Experts say heels can even damage the brain by constricting blood vessels and nerve supplies, causing headaches and impairing mental function.

The caveats come a little too late for Posh -- who once declared that she "can't concentrate in flats" and is happy to "suffer" in stilettos; she faces up to six weeks in a wheelchair if she goes ahead with surgery to slice off her bunions.

And despite podiatrists' pleas to limit wearing heels to special occasions, ordinary stylistas too are playing Russian roulette with their tootsies.

Research by health and beauty showcase The Vitality Show reveals that 65pc of women wear high heels for 40 hours a week at work -- 35pc of them in heels over five inches. And 73pc wear platforms upwards of five inches at least once a week for six hours.

Just 4pc choose kitten heels under three inches -- and even they can increase ankle pressure by 80pc say podiatrists.

More worryingly, 37pc of women even admitted they had knowingly crammed their feet in shoes that were too small because they were on sale.

Our hard-working hooves take us the equivalent of four-times around the world in a lifetime, so why do we put them through such torture?

"Women love the instant glamour you get from putting on a pair of high heels," says Karen Nason of Debenhams Ireland.

"Heels used to be 'occasion wear', but thanks to shows like Sex and the City they're now de rigueur for everyday."

Like Dancing on Ice presenter Holly Willoughby who boasted of keeping hers on during sex, 32pc of women said heels made them feel more sexy, confident and attractive to men according to a survey by the store. And nine out of 10 said they would "never" stop wearing heels.

Just as well, as this spring fashion continues to demand its followers to contort their feet into gravity-defying shoes such as Fendi six-inch platforms and Alexander McQueen five-inch boots.

"The trend for skyscraper heels is showing no sign of diminishing," adds Karen.

"Anyone buying the six-inch super-shoes must learn a new type of walk.

"Extreme high heels push out your bum and boobs and force your hips into a sexy swagger, so take short steps, place your weight on the ball of the foot and lean back into the heel."

But learning to walk all over again is the least of the measures girls will go to for fashionable feet.

Icky toe-shortening procedures and 'foot fillers' -- a collagen injection which plumps up the ball of the foot to make heels more bearable -- are two of the cosmetic treatments available.

Numbing the pain might work in the interim, but Dr Farrell says there's only one way to avoid high-heel hell.

"Reducing the amount of time spent in heels everyday is key," she says.
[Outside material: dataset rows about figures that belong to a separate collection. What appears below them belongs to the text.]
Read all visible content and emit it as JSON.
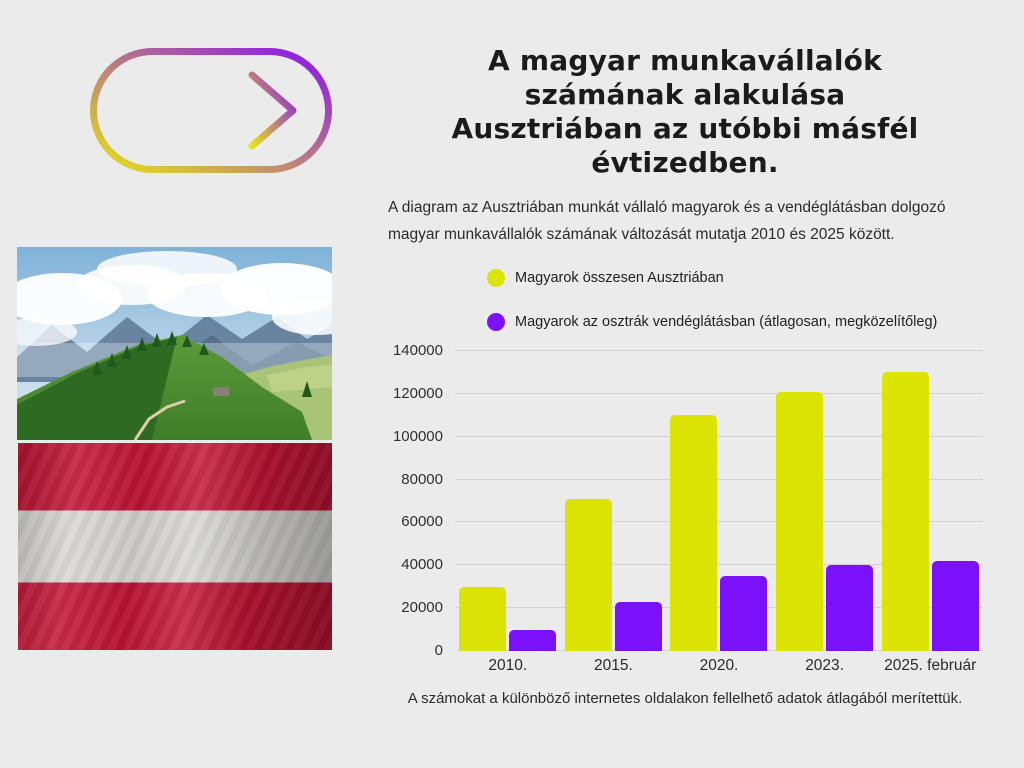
{
  "page": {
    "background": "#ebebeb"
  },
  "header": {
    "title_lines": [
      "A magyar munkavállalók",
      "számának alakulása",
      "Ausztriában az utóbbi másfél",
      "évtizedben."
    ],
    "subtitle": "A diagram az Ausztriában munkát vállaló magyarok és a vendéglátásban dolgozó magyar munkavállalók számának változását mutatja 2010 és 2025 között."
  },
  "icons": {
    "arrow_badge": "right-arrow-in-pill",
    "arrow_gradient_start": "#e8e217",
    "arrow_gradient_end": "#8912f0"
  },
  "images": {
    "mountain_photo": "alpine-mountain-landscape",
    "flag_photo": "austrian-flag-fabric"
  },
  "chart_data": {
    "type": "bar",
    "categories": [
      "2010.",
      "2015.",
      "2020.",
      "2023.",
      "2025. február"
    ],
    "series": [
      {
        "name": "Magyarok összesen Ausztriában",
        "color": "#dbe405",
        "values": [
          30000,
          71000,
          110000,
          121000,
          130000
        ]
      },
      {
        "name": "Magyarok az osztrák vendéglátásban (átlagosan, megközelítőleg)",
        "color": "#7b11fb",
        "values": [
          10000,
          23000,
          35000,
          40000,
          42000
        ]
      }
    ],
    "title": "",
    "xlabel": "",
    "ylabel": "",
    "ylim": [
      0,
      140000
    ],
    "ytick_step": 20000,
    "yticks": [
      0,
      20000,
      40000,
      60000,
      80000,
      100000,
      120000,
      140000
    ],
    "grid": true,
    "legend_position": "top-left"
  },
  "footer": {
    "note": "A számokat a különböző internetes oldalakon fellelhető adatok átlagából merítettük."
  }
}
"Something as simple as keeping a pair of flats in your handbag for that 10-minute walk across town can make all the difference."

However, suddenly going flat may not thwart trouble afoot either.

"Sometimes switching to low heels can almost make the pain worse," says Gemma O'Grady of Biolaser, Galway.

"Flip-flops and pumps provide zero support or shock absorption to the feet, so the ankles, knees and hips bear the brunt. Avoid high heels and wear a well arch-supported shoe," she recommends.

Unless shoe-queen Carrie Bradshaw works the bare-foot look in Sex and the City 2, we can't see it catching on.